The message fell short of rocket science and tumbled towards triteness, but was powerful for its clear intelligibility: in an atmosphere of normalised suspicion and hostility, where anti-semitism was the absolute default, the understanding gained from a deep relationship with another culture chiefly through text, was directly transmitted into appreciation, tolerance, friendship. One of the most basic operations of the humanities - our equivalent of addition or multiplication - is comparison. We compare things that seem different to show they are the same, at least as much as we compare things that seem the same to show they are different. The constant acts of connection and comparison performed daily by Casaubon settled in his mind until the commonalities between 'his' culture and another were habitual and obvious. This was the grand tradition of sympathetic humanism at its basic best: training by text to appreciate another human being, activating this training into a political intervention. As the story washed over me, I felt a lump in my throat.

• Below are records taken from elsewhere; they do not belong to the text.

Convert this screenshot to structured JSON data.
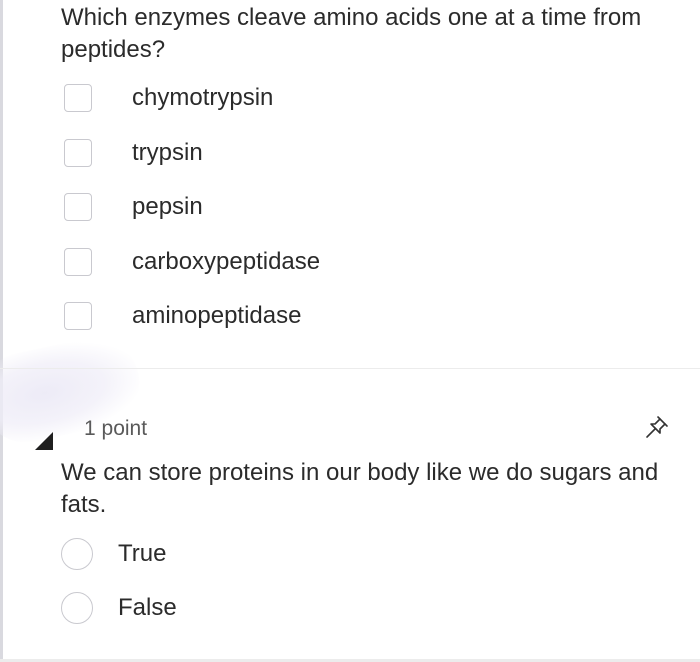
{
  "question1": {
    "text": "Which enzymes cleave amino acids one at a time from peptides?",
    "options": [
      {
        "label": "chymotrypsin",
        "checked": false
      },
      {
        "label": "trypsin",
        "checked": false
      },
      {
        "label": "pepsin",
        "checked": false
      },
      {
        "label": "carboxypeptidase",
        "checked": false
      },
      {
        "label": "aminopeptidase",
        "checked": false
      }
    ]
  },
  "question2": {
    "points": "1 point",
    "text": "We can store proteins in our body like we do sugars and fats.",
    "options": [
      {
        "label": "True",
        "selected": false
      },
      {
        "label": "False",
        "selected": false
      }
    ],
    "icon": "pin-icon"
  },
  "colors": {
    "text": "#2b2b2b",
    "border": "#c9c9cf",
    "divider": "#ececec"
  }
}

The tears were already forming as the applause rolled on for many, many seconds; but it took Malcolm Schofield's dignified response for the real wells to start flowing. He took Grafton's words and put them side by side with the Norwegian killing spree, one final act of time-straddling comparison to close. But this comparison showed differences, opposites: on the one hand, a humanism that created a bond between two full-fledged humans; on the other, a narcissistic extremism that denied to others what it granted in full measure to the self. If we can claim anything as classicists, we can claim that our efforts to familiarise the past are parallel to, and fortify, our efforts to know our fellow humans; and our efforts to distance it can't do much else other than increase our enabling sense of relativism, make us aware that if humanity was different in the past, there is no reason that it can't be different (better) today, tomorrow. The practice of classics is just one (particularly good) way to dissolve stony extremism into harmless, silly-looking sherds. Anthropology will do it, philosophy will do it, literature will do it; the humanities will do it. If classics jumps in as an important player, it would do well to drop its rhetoric of 'foundational importance', as if it owned the humanities by spawning all of them. Rather - there being no I in team - it should take its place alongside every arbitrarily divided realm of human knowledge and stand or fall as all or nothing. Humanity doesn't depend on it; but a better humanity does.